L’Italia dei dialetti: la lingua del cuore (e non solo!)
24. 9. 2025 ⋅ Lidia
Quando impariamo una lingua, non impariamo solo parole e regole: entriamo in un mondo fatto di suoni, emozioni e identità. In Italia questo è ancora più vero, perché oltre all’italiano standard esistono i dialetti, che non sono soltanto “lingue della nonna”, ma vere e proprie chiavi per capire meglio gli italiani, i loro sentimenti e il loro modo di vivere.
Parliamo di storia…
All’epoca dell’Unità d’Italia (1861), la maggior parte delle persone non parlava italiano: ognuno usava il proprio dialetto. L’italiano è diventato davvero comune solo nel Novecento, grazie alla scuola, alla radio e alla televisione.Ma attenzione: i dialetti non sono scomparsi. Anzi, oggi li troviamo nei film, nella musica, nella letteratura e soprattutto nella vita e nelle emozioni quotidiane.
I dialetti vengono definiti “lingue dell’essere”: quelle che usiamo quando vogliamo esprimere chi siamo davvero, nei momenti più intimi o autentici.
Vengono suddivisi in tre aree geografiche (dialetti settentrionali, centrali e meridionali) e vediamo qui alcuni esempi di come la lingua cambia di regione in regione.
• Nord Italia: il milanese (Mi sunt stanch = “Sono stanco”), il piemontese (A l’é bela, sta vita! = “È bella questa vita!”) e il veneto (Mi no so gnente = “Non so niente”) hanno influssi francesi e germanici. A Genova (Carùggiu = “vicolo stretto”), invece, il genovese custodisce parole arrivate da arabi e spagnoli nei secoli di commercio.
• Centro Italia: il fiorentino è la base dell’italiano standard, ma con caratteristiche tipiche come la "c" aspirata: La casa → La hasa, mentre il romanesco di Roma è famoso per la sua ironia e le espressioni colorite (Annamo! = “Andiamo!”; Aho! = richiamo tipico romano).
• Sud Italia: i dialetti diventano vere lingue a sé, con tracce di greco, arabo e spagnolo.
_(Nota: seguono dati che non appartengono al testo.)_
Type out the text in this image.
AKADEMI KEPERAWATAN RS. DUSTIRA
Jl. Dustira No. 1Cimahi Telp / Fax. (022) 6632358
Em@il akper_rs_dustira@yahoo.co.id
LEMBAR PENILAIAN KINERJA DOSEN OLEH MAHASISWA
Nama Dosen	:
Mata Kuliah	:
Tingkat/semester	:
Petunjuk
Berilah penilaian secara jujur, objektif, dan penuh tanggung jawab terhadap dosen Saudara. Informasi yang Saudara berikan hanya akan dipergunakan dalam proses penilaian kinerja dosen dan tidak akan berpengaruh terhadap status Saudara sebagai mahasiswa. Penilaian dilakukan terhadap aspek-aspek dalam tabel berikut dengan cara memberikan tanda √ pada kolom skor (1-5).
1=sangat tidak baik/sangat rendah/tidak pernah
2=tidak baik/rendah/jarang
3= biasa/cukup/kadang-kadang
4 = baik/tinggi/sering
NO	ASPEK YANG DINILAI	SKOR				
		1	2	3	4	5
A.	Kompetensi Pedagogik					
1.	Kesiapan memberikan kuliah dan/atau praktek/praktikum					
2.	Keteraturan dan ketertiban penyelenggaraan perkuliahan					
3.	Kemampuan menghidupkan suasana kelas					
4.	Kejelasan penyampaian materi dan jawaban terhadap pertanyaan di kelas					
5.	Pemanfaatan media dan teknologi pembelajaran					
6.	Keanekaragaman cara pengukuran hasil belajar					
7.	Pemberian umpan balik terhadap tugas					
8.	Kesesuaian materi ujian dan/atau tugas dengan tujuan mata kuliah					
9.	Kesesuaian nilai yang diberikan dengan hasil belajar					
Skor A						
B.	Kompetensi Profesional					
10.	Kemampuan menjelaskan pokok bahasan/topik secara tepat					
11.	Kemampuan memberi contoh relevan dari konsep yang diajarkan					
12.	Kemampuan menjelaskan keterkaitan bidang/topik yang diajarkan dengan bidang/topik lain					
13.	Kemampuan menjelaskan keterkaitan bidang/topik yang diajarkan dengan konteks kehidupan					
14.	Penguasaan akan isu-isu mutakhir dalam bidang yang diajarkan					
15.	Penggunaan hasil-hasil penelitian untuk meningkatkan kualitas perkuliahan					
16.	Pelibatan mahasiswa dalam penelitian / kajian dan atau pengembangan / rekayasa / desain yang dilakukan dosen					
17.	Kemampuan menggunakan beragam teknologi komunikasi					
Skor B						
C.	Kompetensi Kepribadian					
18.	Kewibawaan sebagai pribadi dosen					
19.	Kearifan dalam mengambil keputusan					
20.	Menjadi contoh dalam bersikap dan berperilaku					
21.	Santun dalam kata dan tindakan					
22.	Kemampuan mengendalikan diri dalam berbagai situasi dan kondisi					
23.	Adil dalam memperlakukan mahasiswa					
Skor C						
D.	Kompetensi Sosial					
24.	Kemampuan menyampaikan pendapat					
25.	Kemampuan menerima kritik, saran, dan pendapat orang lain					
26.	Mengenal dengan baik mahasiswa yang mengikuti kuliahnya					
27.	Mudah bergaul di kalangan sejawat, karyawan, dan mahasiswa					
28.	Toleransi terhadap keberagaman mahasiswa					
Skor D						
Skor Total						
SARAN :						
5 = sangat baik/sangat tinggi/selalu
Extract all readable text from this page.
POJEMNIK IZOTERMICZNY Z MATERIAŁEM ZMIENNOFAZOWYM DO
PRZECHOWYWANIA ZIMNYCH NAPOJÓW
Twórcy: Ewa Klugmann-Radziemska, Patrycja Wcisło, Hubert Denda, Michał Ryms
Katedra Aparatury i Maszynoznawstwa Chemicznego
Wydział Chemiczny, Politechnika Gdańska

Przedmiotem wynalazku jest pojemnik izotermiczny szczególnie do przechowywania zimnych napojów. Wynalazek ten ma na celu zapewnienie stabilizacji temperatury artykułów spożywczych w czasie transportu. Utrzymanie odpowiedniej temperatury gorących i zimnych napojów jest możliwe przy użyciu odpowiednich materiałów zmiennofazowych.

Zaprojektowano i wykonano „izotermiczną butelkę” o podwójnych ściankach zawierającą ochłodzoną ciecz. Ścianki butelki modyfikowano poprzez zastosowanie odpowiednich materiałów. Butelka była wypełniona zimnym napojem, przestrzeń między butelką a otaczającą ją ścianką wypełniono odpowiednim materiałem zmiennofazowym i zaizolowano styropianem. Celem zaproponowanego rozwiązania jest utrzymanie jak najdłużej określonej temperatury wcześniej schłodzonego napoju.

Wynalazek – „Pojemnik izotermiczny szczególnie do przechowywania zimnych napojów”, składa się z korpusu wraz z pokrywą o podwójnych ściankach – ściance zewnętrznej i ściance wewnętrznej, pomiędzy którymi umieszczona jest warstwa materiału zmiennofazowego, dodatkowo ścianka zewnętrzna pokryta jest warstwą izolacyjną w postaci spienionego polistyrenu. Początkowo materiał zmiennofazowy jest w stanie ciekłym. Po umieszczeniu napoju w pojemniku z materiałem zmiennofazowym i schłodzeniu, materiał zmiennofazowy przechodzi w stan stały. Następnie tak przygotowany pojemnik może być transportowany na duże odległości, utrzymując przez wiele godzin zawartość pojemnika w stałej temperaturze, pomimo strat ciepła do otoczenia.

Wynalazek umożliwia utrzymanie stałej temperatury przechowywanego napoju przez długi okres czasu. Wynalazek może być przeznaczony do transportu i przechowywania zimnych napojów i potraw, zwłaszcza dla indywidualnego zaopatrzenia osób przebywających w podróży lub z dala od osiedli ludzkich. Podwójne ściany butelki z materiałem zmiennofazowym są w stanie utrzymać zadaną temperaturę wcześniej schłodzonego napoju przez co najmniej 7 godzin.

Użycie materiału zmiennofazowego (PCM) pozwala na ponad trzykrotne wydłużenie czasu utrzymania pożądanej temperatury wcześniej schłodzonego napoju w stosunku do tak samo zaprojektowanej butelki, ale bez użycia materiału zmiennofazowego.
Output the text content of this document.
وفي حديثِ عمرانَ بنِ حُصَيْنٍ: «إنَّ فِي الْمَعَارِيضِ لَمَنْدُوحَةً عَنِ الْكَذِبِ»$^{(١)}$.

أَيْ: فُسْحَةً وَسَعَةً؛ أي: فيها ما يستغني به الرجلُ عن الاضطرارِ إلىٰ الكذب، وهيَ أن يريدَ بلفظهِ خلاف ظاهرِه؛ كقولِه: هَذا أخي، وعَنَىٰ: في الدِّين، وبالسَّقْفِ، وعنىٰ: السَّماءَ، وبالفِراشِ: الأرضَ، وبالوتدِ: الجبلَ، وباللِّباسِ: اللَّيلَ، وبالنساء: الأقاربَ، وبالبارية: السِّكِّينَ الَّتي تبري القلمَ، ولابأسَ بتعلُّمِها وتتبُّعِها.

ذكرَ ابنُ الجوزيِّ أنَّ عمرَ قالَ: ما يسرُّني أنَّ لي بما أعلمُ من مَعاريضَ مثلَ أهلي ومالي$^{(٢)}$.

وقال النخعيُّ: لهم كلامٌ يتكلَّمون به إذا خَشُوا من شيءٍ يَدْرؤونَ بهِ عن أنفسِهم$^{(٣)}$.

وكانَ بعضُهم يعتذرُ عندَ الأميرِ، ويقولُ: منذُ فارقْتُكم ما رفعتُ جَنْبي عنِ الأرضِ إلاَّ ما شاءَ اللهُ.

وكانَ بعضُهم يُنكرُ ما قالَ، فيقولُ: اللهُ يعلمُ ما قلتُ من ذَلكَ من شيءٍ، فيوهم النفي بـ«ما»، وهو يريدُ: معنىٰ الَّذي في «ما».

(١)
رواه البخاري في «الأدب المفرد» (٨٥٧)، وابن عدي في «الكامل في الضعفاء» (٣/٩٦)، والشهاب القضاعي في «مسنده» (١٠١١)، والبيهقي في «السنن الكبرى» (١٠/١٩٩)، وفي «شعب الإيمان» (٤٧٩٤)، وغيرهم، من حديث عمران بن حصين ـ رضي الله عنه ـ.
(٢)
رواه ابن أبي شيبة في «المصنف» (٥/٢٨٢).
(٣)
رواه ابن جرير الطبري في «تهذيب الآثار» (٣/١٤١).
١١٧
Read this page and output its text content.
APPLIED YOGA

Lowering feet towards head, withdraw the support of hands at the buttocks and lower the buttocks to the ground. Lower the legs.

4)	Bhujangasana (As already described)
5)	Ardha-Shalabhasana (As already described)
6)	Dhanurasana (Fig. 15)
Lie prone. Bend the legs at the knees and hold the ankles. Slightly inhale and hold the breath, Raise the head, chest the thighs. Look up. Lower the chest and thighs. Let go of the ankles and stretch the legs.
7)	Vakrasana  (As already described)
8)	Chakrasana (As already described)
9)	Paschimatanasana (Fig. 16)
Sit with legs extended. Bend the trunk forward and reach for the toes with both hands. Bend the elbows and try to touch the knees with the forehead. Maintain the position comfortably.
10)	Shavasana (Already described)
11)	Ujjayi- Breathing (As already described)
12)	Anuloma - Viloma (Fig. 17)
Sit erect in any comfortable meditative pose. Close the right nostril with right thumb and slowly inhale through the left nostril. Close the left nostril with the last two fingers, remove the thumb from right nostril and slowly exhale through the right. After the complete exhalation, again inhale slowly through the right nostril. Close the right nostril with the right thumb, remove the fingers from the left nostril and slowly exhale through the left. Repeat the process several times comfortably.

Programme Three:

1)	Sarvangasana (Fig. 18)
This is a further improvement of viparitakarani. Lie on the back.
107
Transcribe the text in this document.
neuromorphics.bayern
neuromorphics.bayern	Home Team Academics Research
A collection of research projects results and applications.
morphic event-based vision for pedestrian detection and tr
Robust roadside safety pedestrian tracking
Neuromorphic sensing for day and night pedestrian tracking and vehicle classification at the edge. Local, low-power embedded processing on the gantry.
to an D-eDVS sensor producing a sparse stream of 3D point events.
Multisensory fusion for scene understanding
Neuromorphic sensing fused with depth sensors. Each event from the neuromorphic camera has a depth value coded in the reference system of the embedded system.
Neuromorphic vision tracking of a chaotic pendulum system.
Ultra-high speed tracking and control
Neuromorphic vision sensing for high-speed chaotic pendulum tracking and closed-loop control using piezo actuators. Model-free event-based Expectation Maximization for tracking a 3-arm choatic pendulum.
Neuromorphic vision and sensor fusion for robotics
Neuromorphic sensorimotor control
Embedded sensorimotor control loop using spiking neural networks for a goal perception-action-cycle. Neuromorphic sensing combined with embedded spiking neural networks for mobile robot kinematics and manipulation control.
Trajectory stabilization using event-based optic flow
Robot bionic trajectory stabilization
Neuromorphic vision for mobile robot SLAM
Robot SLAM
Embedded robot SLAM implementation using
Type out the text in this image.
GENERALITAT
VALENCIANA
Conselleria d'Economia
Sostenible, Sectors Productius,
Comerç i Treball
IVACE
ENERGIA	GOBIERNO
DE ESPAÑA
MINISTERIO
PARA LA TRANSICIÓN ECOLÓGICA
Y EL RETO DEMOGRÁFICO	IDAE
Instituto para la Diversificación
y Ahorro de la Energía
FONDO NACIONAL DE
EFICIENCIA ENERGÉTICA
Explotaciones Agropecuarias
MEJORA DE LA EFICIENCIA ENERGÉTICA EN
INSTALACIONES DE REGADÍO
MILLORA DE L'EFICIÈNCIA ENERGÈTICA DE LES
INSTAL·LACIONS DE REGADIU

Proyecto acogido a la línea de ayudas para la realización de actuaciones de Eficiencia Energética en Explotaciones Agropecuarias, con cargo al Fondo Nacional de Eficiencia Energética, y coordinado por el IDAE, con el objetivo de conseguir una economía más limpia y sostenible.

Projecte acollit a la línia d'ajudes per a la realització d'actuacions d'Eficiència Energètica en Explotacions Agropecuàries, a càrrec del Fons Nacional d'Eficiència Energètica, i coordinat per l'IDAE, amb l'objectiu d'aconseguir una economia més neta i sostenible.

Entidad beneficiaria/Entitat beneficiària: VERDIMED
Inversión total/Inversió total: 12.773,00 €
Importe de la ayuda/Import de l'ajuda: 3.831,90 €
Dal napoletano (Aggio capito = “Ho capito”; Jammo, jammo! = “Andiamo, andiamo”) al siciliano (Chi ti ni futti? = “Che te ne importa?”; Bedda matri! = esclamazione di stupore che letteralmente vuol dire “bella madre!”). O il calabrese, pieno di energia e musicalità (Comu si? = “Come stai?”; Ti vogghiu beni = “Ti voglio bene”).
• Lingue riconosciute:
Oltre ai dialetti, esistono vere lingue minoritarie con riconoscimento ufficiale: il sardo (Ajo! = “Andiamo!”), il friulano (O soi stanc = “Sono stanco”), il ladino nelle Dolomiti, e perfino il griko in Puglia e Calabria, con radici greche antichissime.
Forse vi state chiedendo: “Ma a me, che studio l’italiano, a cosa servono i dialetti?”. In realtà, più di quanto pensiate. Questo non significa che dovete iniziare un corso di sardo o di siciliano, ma i dialetti sono importanti perché:
• vi aiutano a capire meglio gli italiani a tavola, al mercato, in famiglia… spesso il dialetto viene fuori;
• vi aprono le porte della cultura popolare; nei dialetti ci sono proverbi, canzoni e modi di dire unici. Spesso nei dialetti ci sono delle espressioni intraducibili in italiano;
• allenano l’orecchio: se capisci un po’ di dialetto, l’italiano ti sembrerà più facile!
Se ci pensate bene, quante volte un italiano cambia registro quando è arrabbiato, quando scherza o quando parla con i genitori? Spesso passa dall’italiano al dialetto senza neppure accorgersene. È come avere due cuori: uno che batte in italiano, l’altro nel dialetto.
Anche la letteratura lo conferma. Grandi scrittori come Andrea Camilleri, ad esempio, hanno giocato con il dialetto nei loro libri; l’autore, nei romanzi di Montalbano, ha creato personaggi vivi e autentici e ha dato loro un’anima vera anche grazie al suo “finto siciliano”.
Questo non significa che dovete studiarli come si studia la grammatica, ma può essere interessante scoprirli in modo leggero e divertente ascoltando canzoni in dialetto napoletano o siciliano, guardando film e serie TV ambientati in diverse regioni, chiedendo agli italiani che conoscete di insegnarvi una parolina tipica (lo faranno con orgoglio!).
I dialetti sono la parte più autentica della lingua: lì dove si ride, si litiga, si ama; sono le “lingue dell’essere”. E in fondo, imparare una lingua significa imparare a vivere anche un po’ come chi quella lingua la parla ogni giorno.